Internacionalmente, o início do século XX era marcado pela tentativa de mudança de valores culturais e artísticos em meio a grandes guerras. As vanguardas artísticas europeias revolucionavam as artes ao romperem com as formas tradicionais.
Os modernistas brasileiros assimilaram, de forma crítica e adaptada, as lições desses movimentos, destacando-se:
Futurismo: Valorização da velocidade e dos signos da modernidade.
Cubismo: Influência na técnica de representação, como visto nas artes plásticas.
Expressionismo: Legado na obra de Mário de Andrade, buscando expressar o comprometimento com os novos rumos da sociedade.
Dadaísmo: Traços de humor e desvario, como o desafio do título Prefácio Interessantíssimo.
No Brasil, o movimento modernista ganhou força a partir da busca por uma identidade cultural genuinamente nacional, distante da rígida influência europeia.
O ano de 1922, marcado pelo centenário da Independência do Brasil, intensificou o clima de autorreflexão e de questionamentos sobre a liberdade e a identidade nacional, afetando os modernistas na elaboração da crítica estética.
São Paulo foi a sede do movimento devido ao seu processo de industrialização e ao crescimento econômico gerado pela produção cafeeira, que reuniu jovens artistas e intelectuais dispostos a criar novos projetos culturais.
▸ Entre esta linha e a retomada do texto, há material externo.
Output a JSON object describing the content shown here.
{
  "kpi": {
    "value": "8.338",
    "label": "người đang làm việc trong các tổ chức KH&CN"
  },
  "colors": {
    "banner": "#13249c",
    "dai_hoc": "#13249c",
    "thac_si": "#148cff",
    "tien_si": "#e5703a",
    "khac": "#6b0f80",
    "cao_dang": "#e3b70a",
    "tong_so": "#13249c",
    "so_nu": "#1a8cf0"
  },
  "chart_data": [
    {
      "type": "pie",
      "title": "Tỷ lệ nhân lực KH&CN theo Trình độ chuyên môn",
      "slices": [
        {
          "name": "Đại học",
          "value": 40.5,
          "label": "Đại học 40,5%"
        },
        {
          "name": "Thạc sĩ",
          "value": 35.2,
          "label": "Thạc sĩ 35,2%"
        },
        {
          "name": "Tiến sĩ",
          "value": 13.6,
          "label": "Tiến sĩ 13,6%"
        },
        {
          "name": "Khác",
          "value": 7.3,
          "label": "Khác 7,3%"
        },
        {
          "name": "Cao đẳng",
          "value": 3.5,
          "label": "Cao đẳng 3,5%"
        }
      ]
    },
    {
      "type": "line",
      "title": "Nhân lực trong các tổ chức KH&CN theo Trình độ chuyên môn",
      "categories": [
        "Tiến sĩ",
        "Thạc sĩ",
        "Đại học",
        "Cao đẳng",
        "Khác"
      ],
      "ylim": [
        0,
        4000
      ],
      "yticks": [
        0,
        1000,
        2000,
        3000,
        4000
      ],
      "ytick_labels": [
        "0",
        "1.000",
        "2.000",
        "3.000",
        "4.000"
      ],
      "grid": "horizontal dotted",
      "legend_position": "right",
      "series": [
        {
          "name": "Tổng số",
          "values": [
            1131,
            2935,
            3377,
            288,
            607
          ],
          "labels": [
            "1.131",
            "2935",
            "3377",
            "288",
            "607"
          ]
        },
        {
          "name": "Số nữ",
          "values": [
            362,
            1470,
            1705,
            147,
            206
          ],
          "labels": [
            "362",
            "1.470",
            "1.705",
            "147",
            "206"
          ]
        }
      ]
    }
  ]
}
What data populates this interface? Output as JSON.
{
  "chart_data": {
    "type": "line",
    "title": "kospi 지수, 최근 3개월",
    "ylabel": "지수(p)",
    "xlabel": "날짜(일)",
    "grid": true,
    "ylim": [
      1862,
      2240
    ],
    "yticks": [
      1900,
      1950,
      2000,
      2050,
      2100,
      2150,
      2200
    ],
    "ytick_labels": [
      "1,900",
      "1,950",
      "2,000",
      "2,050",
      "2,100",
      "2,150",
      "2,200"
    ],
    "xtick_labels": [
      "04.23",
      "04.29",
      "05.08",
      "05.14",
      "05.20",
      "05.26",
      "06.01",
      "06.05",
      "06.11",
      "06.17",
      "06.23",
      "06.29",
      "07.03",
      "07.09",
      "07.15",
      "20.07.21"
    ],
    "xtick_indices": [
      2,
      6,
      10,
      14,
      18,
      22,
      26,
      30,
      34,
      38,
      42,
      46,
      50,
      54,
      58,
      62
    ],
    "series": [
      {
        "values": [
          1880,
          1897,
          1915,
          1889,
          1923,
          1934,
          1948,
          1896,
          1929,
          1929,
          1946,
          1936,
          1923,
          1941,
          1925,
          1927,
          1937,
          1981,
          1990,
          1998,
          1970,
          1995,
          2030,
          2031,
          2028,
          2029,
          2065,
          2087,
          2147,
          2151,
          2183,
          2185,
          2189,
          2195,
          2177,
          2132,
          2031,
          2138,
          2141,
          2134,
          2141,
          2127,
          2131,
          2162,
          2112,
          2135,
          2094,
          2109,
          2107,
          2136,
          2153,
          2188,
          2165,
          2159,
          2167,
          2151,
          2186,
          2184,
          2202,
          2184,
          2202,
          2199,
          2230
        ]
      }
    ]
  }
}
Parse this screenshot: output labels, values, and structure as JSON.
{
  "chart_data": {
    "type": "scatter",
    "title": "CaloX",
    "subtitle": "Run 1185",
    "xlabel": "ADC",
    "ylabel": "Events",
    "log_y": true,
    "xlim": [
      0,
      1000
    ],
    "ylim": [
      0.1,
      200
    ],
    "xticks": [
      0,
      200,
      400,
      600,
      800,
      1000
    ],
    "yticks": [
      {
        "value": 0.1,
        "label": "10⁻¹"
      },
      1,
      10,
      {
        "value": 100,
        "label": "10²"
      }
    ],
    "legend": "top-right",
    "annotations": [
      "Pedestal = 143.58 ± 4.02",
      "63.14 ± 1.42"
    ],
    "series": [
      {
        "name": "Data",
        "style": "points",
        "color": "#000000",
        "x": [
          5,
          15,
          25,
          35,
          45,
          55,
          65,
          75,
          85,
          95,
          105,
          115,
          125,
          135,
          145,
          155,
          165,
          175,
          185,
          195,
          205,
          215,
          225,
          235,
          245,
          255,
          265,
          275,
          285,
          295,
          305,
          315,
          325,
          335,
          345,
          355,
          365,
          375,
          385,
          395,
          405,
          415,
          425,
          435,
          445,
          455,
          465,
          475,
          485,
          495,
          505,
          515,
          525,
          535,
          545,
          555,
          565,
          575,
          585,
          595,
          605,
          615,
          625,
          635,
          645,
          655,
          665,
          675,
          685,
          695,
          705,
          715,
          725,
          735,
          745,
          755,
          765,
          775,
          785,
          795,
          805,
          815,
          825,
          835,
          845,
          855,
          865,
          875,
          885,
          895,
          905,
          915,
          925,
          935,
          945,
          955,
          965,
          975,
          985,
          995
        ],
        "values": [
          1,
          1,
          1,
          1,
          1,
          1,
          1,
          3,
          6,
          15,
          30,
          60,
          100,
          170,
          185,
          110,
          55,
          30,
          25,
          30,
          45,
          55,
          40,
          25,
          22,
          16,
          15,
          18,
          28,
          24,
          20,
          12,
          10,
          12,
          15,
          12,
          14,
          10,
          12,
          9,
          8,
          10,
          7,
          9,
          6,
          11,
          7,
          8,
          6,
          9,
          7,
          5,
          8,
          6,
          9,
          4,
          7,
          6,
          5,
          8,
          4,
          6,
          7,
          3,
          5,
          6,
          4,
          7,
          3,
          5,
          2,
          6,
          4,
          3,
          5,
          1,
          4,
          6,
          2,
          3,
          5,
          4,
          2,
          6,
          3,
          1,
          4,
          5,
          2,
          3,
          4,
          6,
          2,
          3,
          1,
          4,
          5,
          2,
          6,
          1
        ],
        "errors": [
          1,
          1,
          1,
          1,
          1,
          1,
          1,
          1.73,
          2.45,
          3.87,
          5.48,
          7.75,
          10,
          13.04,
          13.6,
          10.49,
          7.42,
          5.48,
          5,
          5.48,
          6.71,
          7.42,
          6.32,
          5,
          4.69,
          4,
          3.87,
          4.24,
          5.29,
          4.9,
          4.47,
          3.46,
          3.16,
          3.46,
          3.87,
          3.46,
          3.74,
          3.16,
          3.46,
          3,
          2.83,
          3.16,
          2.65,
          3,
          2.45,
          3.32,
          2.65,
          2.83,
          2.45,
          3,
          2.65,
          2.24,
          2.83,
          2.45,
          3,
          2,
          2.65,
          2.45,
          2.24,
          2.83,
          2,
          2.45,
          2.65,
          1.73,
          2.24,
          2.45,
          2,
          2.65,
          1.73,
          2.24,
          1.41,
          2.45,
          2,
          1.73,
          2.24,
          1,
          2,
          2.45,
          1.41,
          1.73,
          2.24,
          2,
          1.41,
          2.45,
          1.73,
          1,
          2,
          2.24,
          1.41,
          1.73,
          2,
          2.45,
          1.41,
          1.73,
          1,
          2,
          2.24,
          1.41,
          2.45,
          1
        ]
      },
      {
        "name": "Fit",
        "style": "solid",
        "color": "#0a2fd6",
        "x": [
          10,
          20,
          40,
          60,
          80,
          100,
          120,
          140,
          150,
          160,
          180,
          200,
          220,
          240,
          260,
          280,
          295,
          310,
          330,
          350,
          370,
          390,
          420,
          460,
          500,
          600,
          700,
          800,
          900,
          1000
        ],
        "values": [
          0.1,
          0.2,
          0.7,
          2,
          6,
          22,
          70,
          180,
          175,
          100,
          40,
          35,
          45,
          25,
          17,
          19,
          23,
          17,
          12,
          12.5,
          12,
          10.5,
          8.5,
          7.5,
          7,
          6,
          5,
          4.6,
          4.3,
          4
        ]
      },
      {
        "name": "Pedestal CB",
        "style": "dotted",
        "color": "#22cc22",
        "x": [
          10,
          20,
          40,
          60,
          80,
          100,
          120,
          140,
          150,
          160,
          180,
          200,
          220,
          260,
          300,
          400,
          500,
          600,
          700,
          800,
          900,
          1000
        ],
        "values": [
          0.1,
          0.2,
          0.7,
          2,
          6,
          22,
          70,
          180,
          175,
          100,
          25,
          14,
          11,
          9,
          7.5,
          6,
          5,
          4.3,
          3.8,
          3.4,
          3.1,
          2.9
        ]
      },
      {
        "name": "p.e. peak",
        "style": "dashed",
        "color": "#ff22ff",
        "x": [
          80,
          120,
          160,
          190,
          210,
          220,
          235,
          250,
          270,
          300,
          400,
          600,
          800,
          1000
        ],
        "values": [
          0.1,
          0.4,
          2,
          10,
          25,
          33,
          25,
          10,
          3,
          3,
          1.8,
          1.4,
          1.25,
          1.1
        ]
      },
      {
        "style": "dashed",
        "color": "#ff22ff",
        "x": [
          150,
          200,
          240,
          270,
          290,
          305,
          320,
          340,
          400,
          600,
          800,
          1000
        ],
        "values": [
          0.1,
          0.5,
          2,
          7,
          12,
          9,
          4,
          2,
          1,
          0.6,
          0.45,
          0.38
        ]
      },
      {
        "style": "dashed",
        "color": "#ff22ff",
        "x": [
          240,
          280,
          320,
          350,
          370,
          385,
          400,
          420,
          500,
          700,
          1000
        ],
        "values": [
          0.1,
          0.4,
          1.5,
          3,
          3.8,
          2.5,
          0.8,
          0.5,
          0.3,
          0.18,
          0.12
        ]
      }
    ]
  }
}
A cidade, em plena expansão, era uma "babel de retalhos coloridos," misturando velhas famílias bandeirantes com imigrantes, o que afetou a linguagem e os costumes.
A Semana de Arte Moderna (Semana de 22), realizada no Teatro Municipal de São Paulo, foi o ponto de partida e o marco inicial do modernismo no Brasil.
O evento ocorreu entre 13 e 17 de fevereiro de 1922, reunindo artistas, escritores e músicos que defendiam as vanguardas artísticas e uma profunda renovação cultural.
Seu objetivo era romper com os padrões tradicionais e acadêmicos, promovendo uma revolução estética ao:
Defender a liberdade criativa e a experimentação.
Criticar as regras métricas do Parnasianismo e o método acadêmico.
Propor uma arte afinada com a realidade brasileira.
A Semana apresentou obras que celebravam o nacionalismo, incorporando elementos da cultura popular, da linguagem coloquial e da diversidade regional.
Dúvida Comum em Concursos: A Semana foi um sucesso popular?
Não. Embora tenha tido alguma repercussão positiva na elite paulista que a financiou, as propostas revolucionárias não foram entendidas pelo público, que reagiu com espanto, repúdio e vaias.
Exemplo de polêmica: A leitura do poema Os Sapos, de Manuel Bandeira, foi atrapalhada por vaias. Heitor Villa-Lobos foi vaiado ao entrar no palco com sapatos diferentes, atitude interpretada como "futurista e desrespeitosa".
Em provas, é fundamental saber que nem todos os grandes nomes da 1ª Fase estiveram fisicamente na Semana.
Manuel Bandeira: Apesar de ter sido um dos primeiros a aderir ao espírito modernista e de seu poema Os Sapos ter causado grande impacto ao ser lido na Semana, ele não participou do evento.
Tarsila do Amaral: A pintora estava em Paris quando a Semana ocorreu e, portanto, não participou. Sua adesão definitiva ao Modernismo se deu em 1923, ao pintar A negra, e ela foi fundamental posteriormente na articulação dos movimentos Pau-Brasil e Antropofagia. Ela fez parte do Grupo dos Cinco, junto a Anita Malfatti, Mário de Andrade, Oswald de Andrade e Menotti del Picchia.
A primeira geração modernista (1922-1930) tinha como objetivo provocar uma ruptura artística que possibilitasse a expressão de uma identidade brasileira autêntica.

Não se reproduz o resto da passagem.